Dante locked his phone and put it away. He looked at me, his expression arrogant and bored. "When we get to the cabin, you will behave yourself. No tantrums."

I closed my eyes, leaning my head against the cold glass. I answered him with absolute, dead silence.

Twenty minutes later, the SUV pulled to a smooth stop halfway up the mountain. Two heavily armed guards rushed forward to pull the doors open.

The freezing mountain wind hit me like a slap. I pulled my coat tighter around my chest and stepped out into the deep snow.

In front of us stood a massive, luxurious log cabin.

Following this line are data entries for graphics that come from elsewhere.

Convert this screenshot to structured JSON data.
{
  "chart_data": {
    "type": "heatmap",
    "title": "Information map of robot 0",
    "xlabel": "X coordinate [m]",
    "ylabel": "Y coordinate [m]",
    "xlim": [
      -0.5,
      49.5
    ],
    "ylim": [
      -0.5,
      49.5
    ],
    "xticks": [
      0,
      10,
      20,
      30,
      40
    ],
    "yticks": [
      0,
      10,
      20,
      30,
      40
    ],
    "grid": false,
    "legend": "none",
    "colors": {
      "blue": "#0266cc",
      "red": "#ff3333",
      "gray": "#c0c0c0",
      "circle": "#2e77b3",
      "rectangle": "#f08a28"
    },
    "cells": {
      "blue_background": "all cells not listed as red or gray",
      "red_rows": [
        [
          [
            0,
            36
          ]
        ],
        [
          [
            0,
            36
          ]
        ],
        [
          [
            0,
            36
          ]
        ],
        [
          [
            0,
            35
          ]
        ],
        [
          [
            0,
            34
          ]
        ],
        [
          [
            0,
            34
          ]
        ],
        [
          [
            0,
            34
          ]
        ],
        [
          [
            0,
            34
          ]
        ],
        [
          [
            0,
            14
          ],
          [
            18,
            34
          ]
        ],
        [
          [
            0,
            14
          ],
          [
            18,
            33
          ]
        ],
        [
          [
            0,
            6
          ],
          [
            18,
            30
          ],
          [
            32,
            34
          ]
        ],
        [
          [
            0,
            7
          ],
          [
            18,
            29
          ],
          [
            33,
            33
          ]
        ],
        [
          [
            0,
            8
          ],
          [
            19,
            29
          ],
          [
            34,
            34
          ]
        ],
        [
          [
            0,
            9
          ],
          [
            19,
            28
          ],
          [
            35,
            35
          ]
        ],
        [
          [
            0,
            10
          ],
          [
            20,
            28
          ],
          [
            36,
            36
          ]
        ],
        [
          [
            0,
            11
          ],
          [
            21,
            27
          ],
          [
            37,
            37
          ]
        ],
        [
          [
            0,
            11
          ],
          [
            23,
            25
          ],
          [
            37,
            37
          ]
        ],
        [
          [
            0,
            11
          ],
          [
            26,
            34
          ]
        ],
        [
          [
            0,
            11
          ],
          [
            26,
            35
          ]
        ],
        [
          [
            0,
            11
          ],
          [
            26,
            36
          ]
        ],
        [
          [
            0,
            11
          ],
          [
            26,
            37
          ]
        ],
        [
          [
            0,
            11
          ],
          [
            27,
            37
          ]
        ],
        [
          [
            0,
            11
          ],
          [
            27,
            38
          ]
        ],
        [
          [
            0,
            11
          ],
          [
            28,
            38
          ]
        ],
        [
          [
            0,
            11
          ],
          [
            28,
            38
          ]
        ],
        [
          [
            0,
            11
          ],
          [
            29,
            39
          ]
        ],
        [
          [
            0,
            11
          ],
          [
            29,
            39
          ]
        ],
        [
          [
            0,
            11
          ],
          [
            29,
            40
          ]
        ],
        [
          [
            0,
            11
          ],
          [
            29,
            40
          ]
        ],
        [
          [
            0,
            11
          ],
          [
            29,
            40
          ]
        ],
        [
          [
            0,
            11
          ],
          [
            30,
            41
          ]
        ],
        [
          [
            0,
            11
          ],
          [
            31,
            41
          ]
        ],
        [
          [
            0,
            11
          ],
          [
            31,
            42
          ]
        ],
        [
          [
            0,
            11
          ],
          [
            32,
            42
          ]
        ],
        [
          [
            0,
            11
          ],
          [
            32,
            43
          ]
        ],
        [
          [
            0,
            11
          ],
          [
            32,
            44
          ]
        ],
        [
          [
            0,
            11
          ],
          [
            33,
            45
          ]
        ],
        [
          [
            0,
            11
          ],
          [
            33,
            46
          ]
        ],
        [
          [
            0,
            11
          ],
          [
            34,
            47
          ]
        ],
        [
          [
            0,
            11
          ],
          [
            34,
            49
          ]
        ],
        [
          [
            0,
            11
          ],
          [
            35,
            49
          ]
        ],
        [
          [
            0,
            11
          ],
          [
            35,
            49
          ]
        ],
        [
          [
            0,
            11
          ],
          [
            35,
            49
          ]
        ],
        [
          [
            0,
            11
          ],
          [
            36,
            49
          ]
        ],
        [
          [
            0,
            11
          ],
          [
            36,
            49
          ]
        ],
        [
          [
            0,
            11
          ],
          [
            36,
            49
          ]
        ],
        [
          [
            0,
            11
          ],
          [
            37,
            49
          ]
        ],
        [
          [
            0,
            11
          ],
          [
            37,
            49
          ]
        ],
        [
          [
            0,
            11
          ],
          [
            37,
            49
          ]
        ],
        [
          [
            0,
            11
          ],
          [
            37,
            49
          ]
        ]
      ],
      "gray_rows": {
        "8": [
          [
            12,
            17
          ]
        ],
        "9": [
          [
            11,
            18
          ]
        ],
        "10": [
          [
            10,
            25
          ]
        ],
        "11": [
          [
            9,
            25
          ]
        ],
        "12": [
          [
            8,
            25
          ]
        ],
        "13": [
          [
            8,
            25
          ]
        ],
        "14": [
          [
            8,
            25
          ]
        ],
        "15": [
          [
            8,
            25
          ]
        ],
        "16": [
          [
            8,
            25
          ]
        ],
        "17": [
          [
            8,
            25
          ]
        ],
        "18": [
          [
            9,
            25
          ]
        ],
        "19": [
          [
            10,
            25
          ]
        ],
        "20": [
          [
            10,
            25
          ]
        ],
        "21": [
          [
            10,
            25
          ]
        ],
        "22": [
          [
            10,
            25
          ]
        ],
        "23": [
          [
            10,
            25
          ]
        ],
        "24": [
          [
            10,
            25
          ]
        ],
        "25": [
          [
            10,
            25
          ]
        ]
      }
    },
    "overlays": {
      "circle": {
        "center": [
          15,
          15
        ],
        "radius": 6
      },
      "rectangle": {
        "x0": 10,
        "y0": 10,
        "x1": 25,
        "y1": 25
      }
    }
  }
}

The heavy oak front doors were already pushed wide open. The warm, orange glow of a massive stone fireplace spilled out onto the snow.

I looked up toward the entrance. My pupils shrank to pinpricks.

Standing in the doorway, holding a steaming mug of hot cocoa, was Sofia. She was wearing my custom-made, white cashmere loungewear set.

"Welcome to our secret hideaway, Elena."